Recaredo, Weinlage Turo d'en Mota
Der Teil in Einzelpfahlerziehung gehört zur ein Hektar großen Weinlage Turo d’en Mota.

Wir gingen durch die Weinlage Serral del Vell und durch ein kleines Waldstück zum legendären Weinberg Turo d’en Mota, aus dem der gleichnamige Schaumwein entsteht. Die ein Hektar große Parzelle mit kalkreichem Boden und 84 Jahre alten Xarel.lo-Buschreben befindet sich an einem Waldrand mit Blick auf die Montserrat-Berge. Seit 1999 erzeugen Recaredo daraus ein Einzellagen-Gewächs. Mit ihrem Ansatz das Terroir so authentisch wie es nur geht in die Flasche zu bringen, haben sie 2015 sogar damit begonnen, den Traubensaft aus den jeweiligen Weinbergen als Tirage für ihre diversen Lagen-Schaumweine zu verwenden. Das bedeutet konkret, dass der frische, konzentrierte Traubenmost von der Ernte 2024 als Tirage für den Grundwein des Jahrgangs 2023 dient. Das ist natürlich ein großer logistischer Aufwand, denn so finden bei Recaredo die Weinlese und die Tirage des Vorgängerjahrgangs gleichzeitig statt.

In unserer Gruppe ging es deutlich entspannter zu: Der Vormittag klang bei Paella, Gazpacho und Wein in einem kleinen Wäldchen inmitten von Weinbergen aus. Und als wir gerade mit dem Essen fertig waren, kam ein heftiger Regenschauer über uns herab, was – ich hatte die Trockenheit erwähnt – eine große Freude für alle im Penedès ist.

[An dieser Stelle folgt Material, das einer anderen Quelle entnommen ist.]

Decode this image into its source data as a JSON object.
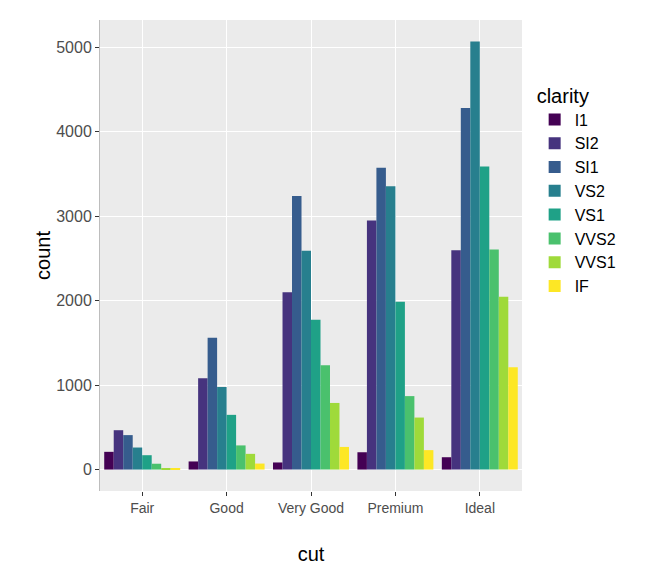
{
  "chart_data": {
    "type": "bar",
    "x_label": "cut",
    "y_label": "count",
    "legend_title": "clarity",
    "categories": [
      "Fair",
      "Good",
      "Very Good",
      "Premium",
      "Ideal"
    ],
    "series": [
      {
        "name": "I1",
        "color": "#440154",
        "values": [
          210,
          96,
          84,
          205,
          146
        ]
      },
      {
        "name": "SI2",
        "color": "#46337E",
        "values": [
          466,
          1081,
          2100,
          2949,
          2598
        ]
      },
      {
        "name": "SI1",
        "color": "#365C8D",
        "values": [
          408,
          1560,
          3240,
          3575,
          4282
        ]
      },
      {
        "name": "VS2",
        "color": "#277F8E",
        "values": [
          261,
          978,
          2591,
          3357,
          5071
        ]
      },
      {
        "name": "VS1",
        "color": "#1FA187",
        "values": [
          170,
          648,
          1775,
          1989,
          3589
        ]
      },
      {
        "name": "VVS2",
        "color": "#4AC16D",
        "values": [
          69,
          286,
          1235,
          870,
          2606
        ]
      },
      {
        "name": "VVS1",
        "color": "#9FDA3A",
        "values": [
          17,
          186,
          789,
          616,
          2047
        ]
      },
      {
        "name": "IF",
        "color": "#FDE725",
        "values": [
          9,
          71,
          268,
          230,
          1212
        ]
      }
    ],
    "ylim": [
      -254,
      5325
    ],
    "yticks": [
      0,
      1000,
      2000,
      3000,
      4000,
      5000
    ],
    "grid": true,
    "legend": "right",
    "stacked": false
  }
}
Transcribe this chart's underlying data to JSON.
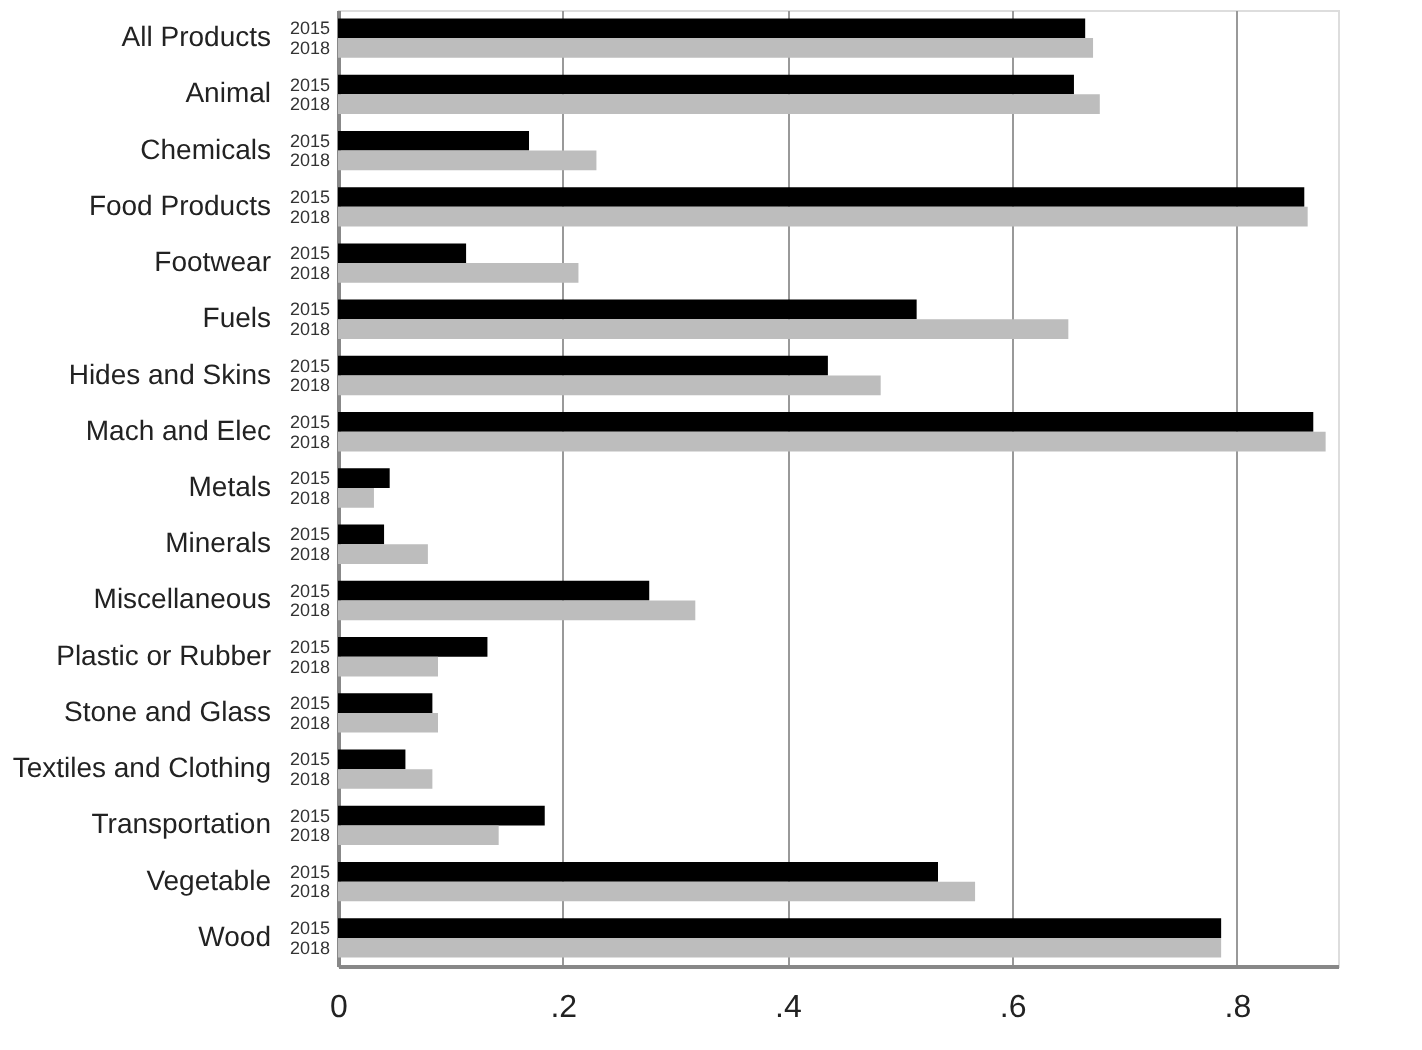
{
  "chart_data": {
    "type": "bar",
    "orientation": "horizontal",
    "categories": [
      "All Products",
      "Animal",
      "Chemicals",
      "Food Products",
      "Footwear",
      "Fuels",
      "Hides and Skins",
      "Mach and Elec",
      "Metals",
      "Minerals",
      "Miscellaneous",
      "Plastic or Rubber",
      "Stone and Glass",
      "Textiles and Clothing",
      "Transportation",
      "Vegetable",
      "Wood"
    ],
    "series": [
      {
        "name": "2015",
        "color": "#000000",
        "values": [
          0.665,
          0.655,
          0.17,
          0.86,
          0.114,
          0.515,
          0.436,
          0.868,
          0.046,
          0.041,
          0.277,
          0.133,
          0.084,
          0.06,
          0.184,
          0.534,
          0.786
        ]
      },
      {
        "name": "2018",
        "color": "#bdbdbd",
        "values": [
          0.672,
          0.678,
          0.23,
          0.863,
          0.214,
          0.65,
          0.483,
          0.879,
          0.032,
          0.08,
          0.318,
          0.089,
          0.089,
          0.084,
          0.143,
          0.567,
          0.786
        ]
      }
    ],
    "xlim": [
      0,
      0.89
    ],
    "xticks": [
      0,
      {
        "value": 0.2,
        "label": ".2"
      },
      {
        "value": 0.4,
        "label": ".4"
      },
      {
        "value": 0.6,
        "label": ".6"
      },
      {
        "value": 0.8,
        "label": ".8"
      }
    ],
    "grid": "x",
    "legend": false
  }
}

Austern, Fußball und Degorgieren

Nach einer Siesta besuchten wir am Abend das Weingut in Sant Sadurni d’Anoia, das direkt neben der Schokoladenfabrik liegt. Zum Aperitif schnell ein paar Austern und Wein, dann ging es auf einen Rundgang durch den unterirdischen Keller. An dessen Eingang hängt in einem Schaukasten ein Blatt Papier, auf das Josep Mata Capellades, der Gründer von Recaredo, schrieb: „Desde 1924 trabajo en asuntos champán y experimentos“ – „Seit 1924 beschäftige ich mich mit Champagner-Angelegenheiten und Experimenten“. Seine Nachkommen in der zweiten und dritten Generation taten es ihm gleich. Auch wenn der Champagner irgendwann nicht mehr Champagner, sondern Cava hieß. Und der Cava bei Recaredo heute nicht mehr Cava, sondern Corpinnat heißt.

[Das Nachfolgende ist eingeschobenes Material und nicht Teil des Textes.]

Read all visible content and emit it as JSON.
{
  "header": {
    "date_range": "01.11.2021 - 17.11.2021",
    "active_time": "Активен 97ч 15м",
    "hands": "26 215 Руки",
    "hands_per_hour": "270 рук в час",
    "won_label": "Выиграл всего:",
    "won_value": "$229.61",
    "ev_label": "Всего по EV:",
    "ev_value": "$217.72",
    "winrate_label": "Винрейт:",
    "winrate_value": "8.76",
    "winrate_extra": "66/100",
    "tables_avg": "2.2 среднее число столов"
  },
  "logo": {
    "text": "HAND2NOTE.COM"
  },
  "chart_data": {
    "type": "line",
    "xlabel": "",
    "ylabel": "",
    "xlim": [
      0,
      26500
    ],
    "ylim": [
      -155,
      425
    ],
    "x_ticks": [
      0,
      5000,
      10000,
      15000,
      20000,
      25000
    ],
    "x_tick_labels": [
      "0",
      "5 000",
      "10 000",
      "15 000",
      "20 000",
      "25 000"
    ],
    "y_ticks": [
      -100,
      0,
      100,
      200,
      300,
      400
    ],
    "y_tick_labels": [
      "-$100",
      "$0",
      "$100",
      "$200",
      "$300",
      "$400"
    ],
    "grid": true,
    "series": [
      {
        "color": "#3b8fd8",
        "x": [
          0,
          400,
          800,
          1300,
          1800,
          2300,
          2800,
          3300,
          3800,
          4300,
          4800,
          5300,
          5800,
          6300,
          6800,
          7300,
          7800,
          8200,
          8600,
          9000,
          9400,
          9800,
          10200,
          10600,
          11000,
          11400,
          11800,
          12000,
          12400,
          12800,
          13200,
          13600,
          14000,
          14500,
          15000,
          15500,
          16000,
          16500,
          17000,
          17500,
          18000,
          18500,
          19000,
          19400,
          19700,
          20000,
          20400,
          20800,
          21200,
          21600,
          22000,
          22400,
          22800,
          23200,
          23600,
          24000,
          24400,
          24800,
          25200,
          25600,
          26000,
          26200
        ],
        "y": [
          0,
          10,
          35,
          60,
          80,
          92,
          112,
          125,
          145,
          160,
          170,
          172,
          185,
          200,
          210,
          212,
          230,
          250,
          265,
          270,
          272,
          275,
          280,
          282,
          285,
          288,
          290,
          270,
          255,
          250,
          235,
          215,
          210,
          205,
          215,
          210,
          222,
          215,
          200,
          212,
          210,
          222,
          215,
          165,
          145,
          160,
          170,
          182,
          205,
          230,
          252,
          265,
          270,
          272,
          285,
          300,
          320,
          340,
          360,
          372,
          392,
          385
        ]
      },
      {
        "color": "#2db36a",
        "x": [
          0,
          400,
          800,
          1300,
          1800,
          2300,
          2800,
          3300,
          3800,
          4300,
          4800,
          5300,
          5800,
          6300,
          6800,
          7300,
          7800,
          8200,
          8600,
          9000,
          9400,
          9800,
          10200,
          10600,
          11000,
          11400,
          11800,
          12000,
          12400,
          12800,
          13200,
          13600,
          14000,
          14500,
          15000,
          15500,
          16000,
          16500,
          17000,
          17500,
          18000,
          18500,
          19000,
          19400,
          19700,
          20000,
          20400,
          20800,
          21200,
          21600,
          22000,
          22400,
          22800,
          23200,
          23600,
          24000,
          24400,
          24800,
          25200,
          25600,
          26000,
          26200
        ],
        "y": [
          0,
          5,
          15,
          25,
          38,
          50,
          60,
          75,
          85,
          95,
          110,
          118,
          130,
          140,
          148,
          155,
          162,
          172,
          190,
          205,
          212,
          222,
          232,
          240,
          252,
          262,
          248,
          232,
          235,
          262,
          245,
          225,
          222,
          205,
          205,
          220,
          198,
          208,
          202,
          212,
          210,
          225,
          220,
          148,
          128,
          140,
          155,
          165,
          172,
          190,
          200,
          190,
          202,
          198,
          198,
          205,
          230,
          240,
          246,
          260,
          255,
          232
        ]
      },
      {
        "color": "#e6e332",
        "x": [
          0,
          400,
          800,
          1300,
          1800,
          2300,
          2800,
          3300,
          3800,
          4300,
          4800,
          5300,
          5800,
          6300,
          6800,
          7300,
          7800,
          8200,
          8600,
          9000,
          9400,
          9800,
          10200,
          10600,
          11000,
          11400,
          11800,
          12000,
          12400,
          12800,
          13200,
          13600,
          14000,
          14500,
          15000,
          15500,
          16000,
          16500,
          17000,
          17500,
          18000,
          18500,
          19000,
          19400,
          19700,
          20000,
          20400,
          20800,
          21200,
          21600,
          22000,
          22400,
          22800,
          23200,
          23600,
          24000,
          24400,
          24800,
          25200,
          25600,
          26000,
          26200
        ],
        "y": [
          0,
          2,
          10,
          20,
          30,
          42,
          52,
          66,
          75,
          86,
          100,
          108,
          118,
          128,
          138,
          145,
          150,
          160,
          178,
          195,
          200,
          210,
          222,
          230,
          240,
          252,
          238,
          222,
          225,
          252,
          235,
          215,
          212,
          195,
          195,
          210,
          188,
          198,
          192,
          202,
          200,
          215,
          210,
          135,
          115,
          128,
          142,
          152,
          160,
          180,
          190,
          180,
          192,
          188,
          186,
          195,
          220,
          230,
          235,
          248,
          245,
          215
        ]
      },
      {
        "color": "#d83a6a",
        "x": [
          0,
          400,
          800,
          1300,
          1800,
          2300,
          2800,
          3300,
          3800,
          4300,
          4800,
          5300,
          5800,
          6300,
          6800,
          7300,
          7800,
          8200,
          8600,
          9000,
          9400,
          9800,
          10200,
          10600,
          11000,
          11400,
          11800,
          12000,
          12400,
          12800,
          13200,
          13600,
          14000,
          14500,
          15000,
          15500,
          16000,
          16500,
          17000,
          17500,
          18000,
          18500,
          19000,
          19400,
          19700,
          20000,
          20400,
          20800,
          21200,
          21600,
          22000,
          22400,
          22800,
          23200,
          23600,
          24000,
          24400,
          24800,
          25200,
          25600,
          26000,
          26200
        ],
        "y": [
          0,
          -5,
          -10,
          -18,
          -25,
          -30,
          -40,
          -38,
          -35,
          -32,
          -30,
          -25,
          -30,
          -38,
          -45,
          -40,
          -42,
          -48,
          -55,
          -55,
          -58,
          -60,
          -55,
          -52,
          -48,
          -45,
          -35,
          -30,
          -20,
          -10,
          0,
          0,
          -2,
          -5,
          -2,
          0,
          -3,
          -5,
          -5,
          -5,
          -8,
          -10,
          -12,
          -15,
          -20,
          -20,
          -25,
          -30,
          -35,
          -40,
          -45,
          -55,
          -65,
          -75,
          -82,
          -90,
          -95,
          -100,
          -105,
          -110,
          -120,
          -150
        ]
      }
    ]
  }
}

Für das 100-jährige Jubiläum hat das Weingut eigens eine Pop-up-Ausstellung im Keller mit Fotos und Dokumenten aus der Geschichte der Familie und des Weinguts eingerichtet. Ein Foto aus dem Jahr 1930 zeigte Josep Mata Capellades als Fußballer. Er war ein ausgezeichneter Kicker, spielte mehrere Jahre in der zweiten spanischen Liga für den FC Sabadell und sogar ein Jahr in der ersten Liga für Espanyol Barcelona. Auf einer anderen Schautafel hingen handgeschriebene Dokumente, in denen er seine Tätigkeit als professioneller Degorgierer für verschiedene Weingüter im Penedès, darunter Codorniu, Mestres und Parés Baltá, festhielt. 

Degorgierzangen kommen bei Recaredo auch heute noch zum Einsatz.
Degorgierzangen kommen bei Recaredo auch heute noch zum Einsatz.

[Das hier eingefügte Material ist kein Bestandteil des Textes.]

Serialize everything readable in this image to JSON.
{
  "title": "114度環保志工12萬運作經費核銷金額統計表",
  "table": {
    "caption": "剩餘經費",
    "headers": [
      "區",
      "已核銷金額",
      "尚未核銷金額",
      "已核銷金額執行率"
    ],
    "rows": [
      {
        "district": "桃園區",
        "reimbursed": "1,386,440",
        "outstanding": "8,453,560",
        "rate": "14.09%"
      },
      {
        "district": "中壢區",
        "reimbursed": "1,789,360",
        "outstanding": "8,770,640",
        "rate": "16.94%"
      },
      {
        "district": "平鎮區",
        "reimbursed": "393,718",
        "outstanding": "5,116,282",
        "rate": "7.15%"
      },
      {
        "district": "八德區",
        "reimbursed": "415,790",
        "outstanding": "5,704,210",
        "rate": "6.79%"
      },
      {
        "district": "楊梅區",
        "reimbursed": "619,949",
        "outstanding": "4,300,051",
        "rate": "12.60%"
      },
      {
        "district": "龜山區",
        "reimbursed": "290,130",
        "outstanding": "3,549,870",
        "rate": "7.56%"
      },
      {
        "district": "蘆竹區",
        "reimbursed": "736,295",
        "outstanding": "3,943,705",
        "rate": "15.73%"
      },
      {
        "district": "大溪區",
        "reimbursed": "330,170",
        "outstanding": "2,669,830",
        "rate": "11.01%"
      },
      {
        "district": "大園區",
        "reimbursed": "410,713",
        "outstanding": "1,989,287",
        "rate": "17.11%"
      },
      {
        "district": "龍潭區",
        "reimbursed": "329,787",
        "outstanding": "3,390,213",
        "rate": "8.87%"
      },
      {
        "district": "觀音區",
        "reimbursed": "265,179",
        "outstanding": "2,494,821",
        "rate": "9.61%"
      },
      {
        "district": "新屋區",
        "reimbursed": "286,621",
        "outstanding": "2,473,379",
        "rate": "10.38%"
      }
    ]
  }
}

Das Handwerk des Degorgierens spielt bis heute eine zentrale Rolle im Weingut. Bei Recaredo reifen alle Schaumweine mit einem Naturkorken. Alle Flaschen – knapp 300.000 pro Jahr – werden von Hand gerüttelt und ebenso von Hand degorgiert, ohne dafür den Flaschenhals einzufrieren. Jordi Mata Caldú von der dritten und Josep Mata Casanovas von der zweiten Familiengeneration gaben uns eine Vorführung davon. Bis zu 250 Flaschen pro Stunde schaffen die geübten Degorgierer von Recaredo. Seit den 1980er Jahren sind ihre Schäumer übrigens ausnahmslos Brut Nature. Weil die Grundweine im mediterranen Klima des Penedès weniger säurehaltig sind als etwa in der Champagne, brauchen sie keine Dosage zum Ausgleich. Zudem steht Recaredo für sehr lange Hefelager, die bei mindestens 40 Monaten für den Einstiegsschäumer „Terrers“ und bei mindestens 150 Monaten für den Grand Cru „Turo d’en Mota“ liegen. 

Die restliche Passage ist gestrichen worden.